For indie filmmakers today, swapping storyline and action for the sake of experimentation and originality is a step that even directors of seemingly mainstream movies are willing to take. However, Van Sant, whose directorial credits include Good Will Hunting and the edgy Drugstore Cowboy, could hardly be categorized in the same column as Jerry Bruckheimer apprenticed cheese-graders and other hardwired mainstream corporate puppet-masters.
Gerry, Van Sants's latest effort, is a storyless, lifeless, visually breathtaking and mentally exasperating experience, which even for buffs and Damon and Vant Sant faithful may require an unknown amount of patience to uncover its sandblasted genius.
A film without heroes; just two stoned-confidant "Gerrys" with nothing better to do than take a daytrip scatabout into nowhere. Both are casually dressed for either a day in the desert or a night on the town, and aware of nothing if not that because they have the world by the balls they're invincible.

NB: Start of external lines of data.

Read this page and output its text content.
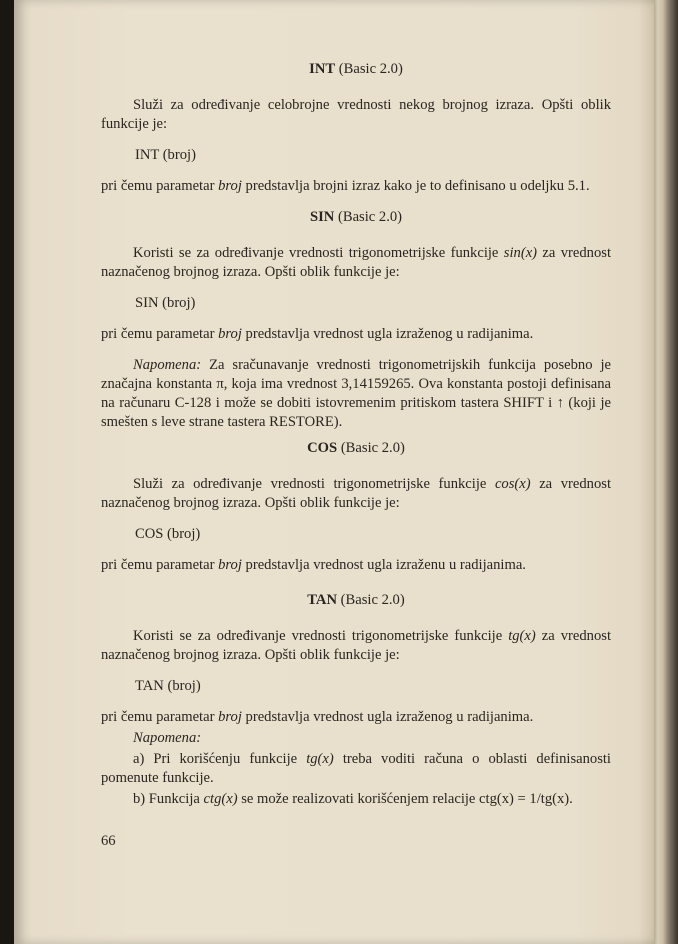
INT (Basic 2.0)

Služi za određivanje celobrojne vrednosti nekog brojnog izraza. Opšti oblik funkcije je:

INT (broj)

pri čemu parametar broj predstavlja brojni izraz kako je to definisano u odeljku 5.1.

SIN (Basic 2.0)

Koristi se za određivanje vrednosti trigonometrijske funkcije sin(x) za vrednost naznačenog brojnog izraza. Opšti oblik funkcije je:

SIN (broj)

pri čemu parametar broj predstavlja vrednost ugla izraženog u radijanima.

Napomena: Za sračunavanje vrednosti trigonometrijskih funkcija posebno je značajna konstanta π, koja ima vrednost 3,14159265. Ova konstanta postoji definisana na računaru C-128 i može se dobiti istovremenim pritiskom tastera SHIFT i ↑ (koji je smešten s leve strane tastera RESTORE).

COS (Basic 2.0)

Služi za određivanje vrednosti trigonometrijske funkcije cos(x) za vrednost naznačenog brojnog izraza. Opšti oblik funkcije je:

COS (broj)

pri čemu parametar broj predstavlja vrednost ugla izraženu u radijanima.

TAN (Basic 2.0)

Koristi se za određivanje vrednosti trigonometrijske funkcije tg(x) za vrednost naznačenog brojnog izraza. Opšti oblik funkcije je:

TAN (broj)

pri čemu parametar broj predstavlja vrednost ugla izraženog u radijanima.

Napomena:

a) Pri korišćenju funkcije tg(x) treba voditi računa o oblasti definisanosti pomenute funkcije.

b) Funkcija ctg(x) se može realizovati korišćenjem relacije ctg(x) = 1/tg(x).

66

It's a film where the story isn't what it's about as much as it becomes a mirror held-up to viewers to show them what they've been expecting from movies today. Made to reform and revitalize the trade's compendium of cinematic techniques, while educating today's viewers.

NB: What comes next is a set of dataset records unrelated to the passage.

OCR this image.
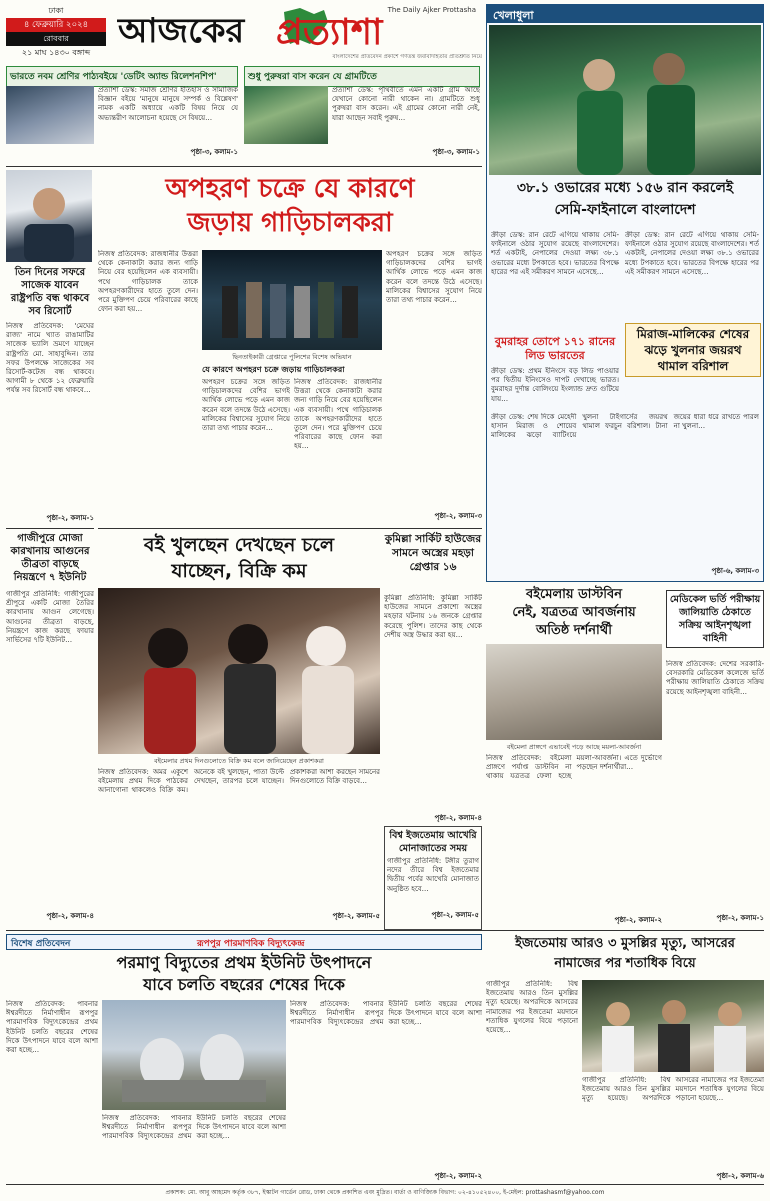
ঢাকা
৪ ফেব্রুয়ারি ২০২৪
রোববার
২১ মাঘ ১৪৩০ বঙ্গাব্দ
আজকের প্রত্যাশা
The Daily Ajker Prottasha
বাংলাদেশের প্রতিবেদন প্রকাশে গণতন্ত্র জবাবদিহিতার প্রতিশ্রুতি নিয়ে
ভারতে নবম শ্রেণির পাঠ্যবইয়ে 'ডেটিং অ্যান্ড রিলেশনশিপ'
প্রত্যাশা ডেস্ক: সমাজ শ্রেণির ইতিহাস ও সামাজিক বিজ্ঞান বইয়ে 'মানুষে মানুষে সম্পর্ক ও বিশ্লেষণ' নামক একটি অধ্যায়ে একটি বিষয় নিয়ে যে অভ্যন্তরীণ আলোচনা হয়েছে সে বিষয়ে…
পৃষ্ঠা-৩, কলাম-১
শুধু পুরুষরা বাস করেন যে গ্রামটিতে
প্রত্যাশা ডেস্ক: পৃথিবীতে এমন একটি গ্রাম আছে যেখানে কোনো নারী থাকেন না। গ্রামটিতে শুধু পুরুষরা বাস করেন। এই গ্রামের কোনো নারী নেই, যারা আছেন সবাই পুরুষ…
পৃষ্ঠা-৩, কলাম-১
খেলাধুলা
৩৮.১ ওভারের মধ্যে ১৫৬ রান করলেই
সেমি-ফাইনালে বাংলাদেশ
ক্রীড়া ডেস্ক: রান রেটে এগিয়ে থাকায় সেমি-ফাইনালে ওঠার সুযোগ রয়েছে বাংলাদেশের। শর্ত একটাই, নেপালের দেওয়া লক্ষ্য ৩৮.১ ওভারের মধ্যে টপকাতে হবে। ভারতের বিপক্ষে হারের পর এই সমীকরণ সামনে এসেছে…
ক্রীড়া ডেস্ক: রান রেটে এগিয়ে থাকায় সেমি-ফাইনালে ওঠার সুযোগ রয়েছে বাংলাদেশের। শর্ত একটাই, নেপালের দেওয়া লক্ষ্য ৩৮.১ ওভারের মধ্যে টপকাতে হবে। ভারতের বিপক্ষে হারের পর এই সমীকরণ সামনে এসেছে…
বুমরাহর তোপে ১৭১ রানের লিড ভারতের
ক্রীড়া ডেস্ক: প্রথম ইনিংসে বড় লিড পাওয়ার পর দ্বিতীয় ইনিংসেও দাপট দেখাচ্ছে ভারত। বুমরাহর দুর্দান্ত বোলিংয়ে ইংল্যান্ড দ্রুত গুটিয়ে যায়…
মিরাজ-মালিকের শেষের
ঝড়ে খুলনার জয়রথ
থামাল বরিশাল
ক্রীড়া ডেস্ক: শেষ দিকে মেহেদী হাসান মিরাজ ও শোয়েব মালিকের ঝড়ো ব্যাটিংয়ে খুলনা টাইগার্সের জয়রথ থামাল ফরচুন বরিশাল। টানা জয়ের ধারা ধরে রাখতে পারল না খুলনা…
পৃষ্ঠা-৬, কলাম-৩
তিন দিনের সফরে সাজেক যাবেন রাষ্ট্রপতি বন্ধ থাকবে সব রিসোর্ট
নিজস্ব প্রতিবেদক: 'মেঘের রাজ্য' নামে খ্যাত রাঙামাটির সাজেক ভ্যালি ভ্রমণে যাচ্ছেন রাষ্ট্রপতি মো. সাহাবুদ্দিন। তার সফর উপলক্ষে সাজেকের সব রিসোর্ট-কটেজ বন্ধ থাকবে। আগামী ৮ থেকে ১২ ফেব্রুয়ারি পর্যন্ত সব রিসোর্ট বন্ধ থাকবে…
পৃষ্ঠা-২, কলাম-১
গাজীপুরে মোজা কারখানায় আগুনের তীব্রতা বাড়ছে নিয়ন্ত্রণে ৭ ইউনিট
গাজীপুর প্রতিনিধি: গাজীপুরের শ্রীপুরে একটি মোজা তৈরির কারখানায় আগুন লেগেছে। আগুনের তীব্রতা বাড়ছে, নিয়ন্ত্রণে কাজ করছে ফায়ার সার্ভিসের ৭টি ইউনিট…
পৃষ্ঠা-২, কলাম-৪
অপহরণ চক্রে যে কারণে
জড়ায় গাড়িচালকরা
নিজস্ব প্রতিবেদক: রাজধানীর উত্তরা থেকে কেনাকাটা করার জন্য গাড়ি নিয়ে বের হয়েছিলেন এক ব্যবসায়ী। পথে গাড়িচালক তাকে অপহরণকারীদের হাতে তুলে দেন। পরে মুক্তিপণ চেয়ে পরিবারের কাছে ফোন করা হয়…
ছিনতাইকারী গ্রেপ্তারে পুলিশের বিশেষ অভিযান
যে কারণে অপহরণ চক্রে জড়ায় গাড়িচালকরা
অপহরণ চক্রের সঙ্গে জড়িত গাড়িচালকদের বেশির ভাগই আর্থিক লোভে পড়ে এমন কাজ করেন বলে তদন্তে উঠে এসেছে। মালিকের বিশ্বাসের সুযোগ নিয়ে তারা তথ্য পাচার করেন…
নিজস্ব প্রতিবেদক: রাজধানীর উত্তরা থেকে কেনাকাটা করার জন্য গাড়ি নিয়ে বের হয়েছিলেন এক ব্যবসায়ী। পথে গাড়িচালক তাকে অপহরণকারীদের হাতে তুলে দেন। পরে মুক্তিপণ চেয়ে পরিবারের কাছে ফোন করা হয়…
অপহরণ চক্রের সঙ্গে জড়িত গাড়িচালকদের বেশির ভাগই আর্থিক লোভে পড়ে এমন কাজ করেন বলে তদন্তে উঠে এসেছে। মালিকের বিশ্বাসের সুযোগ নিয়ে তারা তথ্য পাচার করেন…
পৃষ্ঠা-২, কলাম-৩
বই খুলছেন দেখছেন চলে
যাচ্ছেন, বিক্রি কম
বইমেলার প্রথম দিনগুলোতে বিক্রি কম বলে জানিয়েছেন প্রকাশকরা
নিজস্ব প্রতিবেদক: অমর একুশে বইমেলায় প্রথম দিকে পাঠকের আনাগোনা থাকলেও বিক্রি কম। অনেকে বই খুলছেন, পাতা উল্টে দেখছেন, তারপর চলে যাচ্ছেন। প্রকাশকরা আশা করছেন সামনের দিনগুলোতে বিক্রি বাড়বে…
পৃষ্ঠা-২, কলাম-৫
কুমিল্লা সার্কিট হাউজের সামনে অস্ত্রের মহড়া গ্রেপ্তার ১৬
কুমিল্লা প্রতিনিধি: কুমিল্লা সার্কিট হাউজের সামনে প্রকাশ্যে অস্ত্রের মহড়ার ঘটনায় ১৬ জনকে গ্রেপ্তার করেছে পুলিশ। তাদের কাছ থেকে দেশীয় অস্ত্র উদ্ধার করা হয়…
পৃষ্ঠা-২, কলাম-৪
বিশ্ব ইজতেমায় আখেরি মোনাজাতের সময়
গাজীপুর প্রতিনিধি: টঙ্গীর তুরাগ নদের তীরে বিশ্ব ইজতেমার দ্বিতীয় পর্বের আখেরি মোনাজাত অনুষ্ঠিত হবে…
পৃষ্ঠা-২, কলাম-৫
বইমেলায় ডাস্টবিন
নেই, যত্রতত্র আবর্জনায়
অতিষ্ঠ দর্শনার্থী
বইমেলা প্রাঙ্গণে এভাবেই পড়ে আছে ময়লা-আবর্জনা
নিজস্ব প্রতিবেদক: বইমেলা প্রাঙ্গণে পর্যাপ্ত ডাস্টবিন না থাকায় যত্রতত্র ফেলা হচ্ছে ময়লা-আবর্জনা। এতে দুর্ভোগে পড়ছেন দর্শনার্থীরা…
পৃষ্ঠা-২, কলাম-২
মেডিকেল ভর্তি পরীক্ষায় জালিয়াতি ঠেকাতে সক্রিয় আইনশৃঙ্খলা বাহিনী
নিজস্ব প্রতিবেদক: দেশের সরকারি-বেসরকারি মেডিকেল কলেজে ভর্তি পরীক্ষায় জালিয়াতি ঠেকাতে সক্রিয় রয়েছে আইনশৃঙ্খলা বাহিনী…
পৃষ্ঠা-২, কলাম-১
বিশেষ প্রতিবেদন	রূপপুর পারমাণবিক বিদ্যুৎকেন্দ্র
পরমাণু বিদ্যুতের প্রথম ইউনিট উৎপাদনে
যাবে চলতি বছরের শেষের দিকে
নিজস্ব প্রতিবেদক: পাবনার ঈশ্বরদীতে নির্মাণাধীন রূপপুর পারমাণবিক বিদ্যুৎকেন্দ্রের প্রথম ইউনিট চলতি বছরের শেষের দিকে উৎপাদনে যাবে বলে আশা করা হচ্ছে…
নিজস্ব প্রতিবেদক: পাবনার ঈশ্বরদীতে নির্মাণাধীন রূপপুর পারমাণবিক বিদ্যুৎকেন্দ্রের প্রথম ইউনিট চলতি বছরের শেষের দিকে উৎপাদনে যাবে বলে আশা করা হচ্ছে…
নিজস্ব প্রতিবেদক: পাবনার ঈশ্বরদীতে নির্মাণাধীন রূপপুর পারমাণবিক বিদ্যুৎকেন্দ্রের প্রথম ইউনিট চলতি বছরের শেষের দিকে উৎপাদনে যাবে বলে আশা করা হচ্ছে…
পৃষ্ঠা-২, কলাম-২
ইজতেমায় আরও ৩ মুসল্লির মৃত্যু, আসরের
নামাজের পর শতাধিক বিয়ে
গাজীপুর প্রতিনিধি: বিশ্ব ইজতেমায় আরও তিন মুসল্লির মৃত্যু হয়েছে। অপরদিকে আসরের নামাজের পর ইজতেমা ময়দানে শতাধিক যুগলের বিয়ে পড়ানো হয়েছে…
গাজীপুর প্রতিনিধি: বিশ্ব ইজতেমায় আরও তিন মুসল্লির মৃত্যু হয়েছে। অপরদিকে আসরের নামাজের পর ইজতেমা ময়দানে শতাধিক যুগলের বিয়ে পড়ানো হয়েছে…
পৃষ্ঠা-২, কলাম-৬
প্রকাশক: মো. আবু আহমেদ কর্তৃক ৩৮৭, ইস্কাটন গার্ডেন রোড, ঢাকা থেকে প্রকাশিত এবং মুদ্রিত। বার্তা ও বাণিজ্যিক বিভাগ: ০২-৪১০৫২৪০০, ই-মেইল: prottashasmf@yahoo.com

Playing with our desire for a straightforward narration and stable sense of connection with the characters, who are virtually as ordinary as anyone, smoking the occasional grit, talking about video games, and building obscure phrases like "shirt basket" and "dirt mattress," the camera's and by extension Van Sant's viewpoint shifts from omniscient detachment to co-partner of their fading hopes of survival.
For Gerry and Gerry their drama is a simple search for water and the highway home while recognizing that after days of walking without either in sight, or the strength to continue the search, this might be the end.

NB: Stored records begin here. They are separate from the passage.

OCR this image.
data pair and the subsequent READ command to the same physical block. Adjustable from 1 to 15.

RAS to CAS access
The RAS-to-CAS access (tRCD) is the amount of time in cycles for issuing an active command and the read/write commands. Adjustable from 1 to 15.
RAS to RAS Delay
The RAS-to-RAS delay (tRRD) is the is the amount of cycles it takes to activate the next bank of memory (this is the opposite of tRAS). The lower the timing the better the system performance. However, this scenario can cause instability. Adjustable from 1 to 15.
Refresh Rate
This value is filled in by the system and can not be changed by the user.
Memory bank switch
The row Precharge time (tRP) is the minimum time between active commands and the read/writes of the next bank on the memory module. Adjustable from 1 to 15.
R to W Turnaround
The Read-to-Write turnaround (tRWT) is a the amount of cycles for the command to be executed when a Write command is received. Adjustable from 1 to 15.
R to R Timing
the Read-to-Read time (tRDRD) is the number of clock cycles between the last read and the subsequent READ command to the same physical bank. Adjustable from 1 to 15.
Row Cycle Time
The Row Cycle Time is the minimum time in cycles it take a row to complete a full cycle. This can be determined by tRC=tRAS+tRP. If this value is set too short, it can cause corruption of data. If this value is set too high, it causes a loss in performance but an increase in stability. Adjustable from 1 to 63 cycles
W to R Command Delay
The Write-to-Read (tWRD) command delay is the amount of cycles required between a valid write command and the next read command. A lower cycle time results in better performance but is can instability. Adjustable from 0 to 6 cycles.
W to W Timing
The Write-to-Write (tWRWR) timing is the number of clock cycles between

Charting their estrangement from the civilized order, their clothing gradually bears the battle marks of dirt and sand and as days walk by. The look of hunger, thirst and exhaustion shows more and more on their faces. The film drags you kicking and screaming through a stunning landscape: a dry, barren deathtrap of jagged mountains, endless, serpentine sand dunes and miles of craggy vegetation.
Shot close to real time, the camera moves with them and paces their actions with wide angle panning shots and odd-angle close-ups showing the young men's mounting frustration as they get further and further from where they started. Pitting the eerie landscape with Arvo Part's hypnotic score, the creative team of Van Sant, Damon and Affleck is filled with promise to be matched with the likes of best. But it will definitely require more than what two hapless Gerry's can deliver to consider these comparisons.
Matthew Czarnik is a graduate of UW, where he was an arts and entertainment editor. Matt works a day job to support his writing habit.